La ley del deseo

Inmensa Huppert en un Verhoeven más ácido que nunca

Apostaría mi colección completa de películas de Sam Peckinpah a que Paul Verhoeven, cercano ya a los 80 tacos, se está riendo por lo bajini viendo la entusiasta recepción crítica que está teniendo su Elle, rodada en Francia muy a la francesa después de pasar diez años sin poder empalmar un plano. Verhoeven es ese señor holandés que enamoró a Hollywood cuando facturaba sus títulos más impersonales (Instinto básico, Robocop, Desafío total...) con incuestionable oficio y no poca mala uva, pero que cayó en desgracia cuando le dio por reírse de la sociedad americana en su cara con esa parodia del fascismo que fue Starship troopers y esa salvaje demolición del mundo del espectáculo y sus farsantes inquilinos que fue Showgirls. Acabaron acusándole de ensalzar justo lo que ponía a caldo.

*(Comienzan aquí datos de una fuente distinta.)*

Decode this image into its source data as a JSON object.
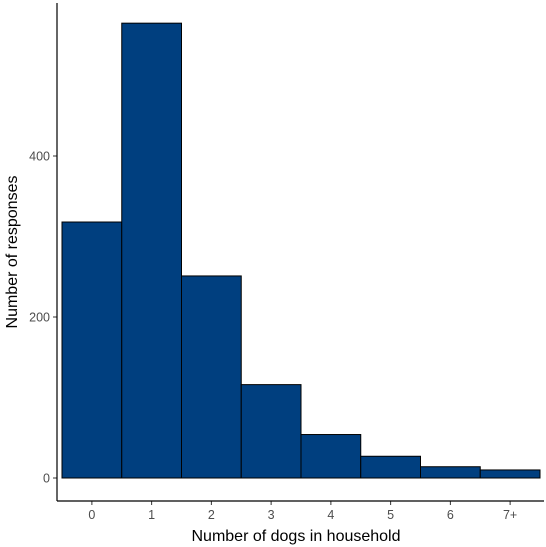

Con Elle ajusta cuentas con todo el mundo sin preocuparse por el qué dirán o el qué pasará luego.

Y por eso adopta las maneras secas y burlonas de Claude Chabrol (tan bromista que cuando le llevaron tras un infarto al hospital se carcajeaba bajo la máscara de oxígeno) para empalmar géneros jocosamente sin desarrollar ninguno y colocando entre la espada y la pared cualquier atisbo de moralina o pensamiento políticamente correcto. Podría ser sólo una historia de violación y venganza. O un thriller donde cualquiera puede ser el criminal. ¿Una comedia negrísima? ¿Un vodevil de cuernos? ¿Un retrato despiadado de los secretos y mentiras que anidan en las familias? ¿Un ataque frontal a esta sociedad tóxica donde los videojuegos se han convertido en una forma de subconsciente colectivo? Sí, sí, todo eso y más, sin faltar incluso una variante en la que aparece el padre de la protagonista como monstruo cuya sombra la estigmatizará para siempre. La niña de las cenizas. Con todo ese revoltijo de ideas, tramas y planteamientos, Verhoeven se ríe de la suciedad anónima y, curiosamente, eso es lo que hace que nos tomemos tan en serio su radical propuesta (a la que, por cierto, no le hubieran venido nada mal unos tijeretazos en el montaje). Y es que al final de la áspera función lo que perdura en la memoria es una profunda sensación de desasosiego, la que rodea a ese personaje -interpretado al borde de la perfección por Huppert- que no esconde en ningún momento su egoísmo, su crueldad incluso, su alergia a la hipocresía, su sinceridad brutal, su absoluta falta de empatía con los demás, incluida su madre. Hay quienes ven en Elle una banalización de la violación, pero Verhoeven no es Almodóvar: el hecho de que su protagonista no sólo no parezca afectada por haber sido ultrajada, sino que termine sintiéndose atraída por su asaltante encaja perfectamente con el perfil psicológico de una mujer que puede sentir ternura por un gorrión atacado por su gato, pero que es incapaz de compadecerse de sí misma. Sólo quería acostarme con alguien, argumenta al reconocer que se ha liado con el marido de su mejor amiga. Eso es mezquino, le dicen. Peor que eso, responde, en un psicoanálisis instantáneo que la deja expuesta al desprecio ajeno pero también a la comprensión. Extraordinario personaje, pues, seguramente uno de los papeles femeninos más complejos, provocadores y radicales de los últimos tiempos, rodeada como está de hombres estúpidos o pusilánimes, inseguros o cobardes, y capaz de manejar sus emociones y sentimientos a su antojo para dominar el deseo y convertirlo en poder.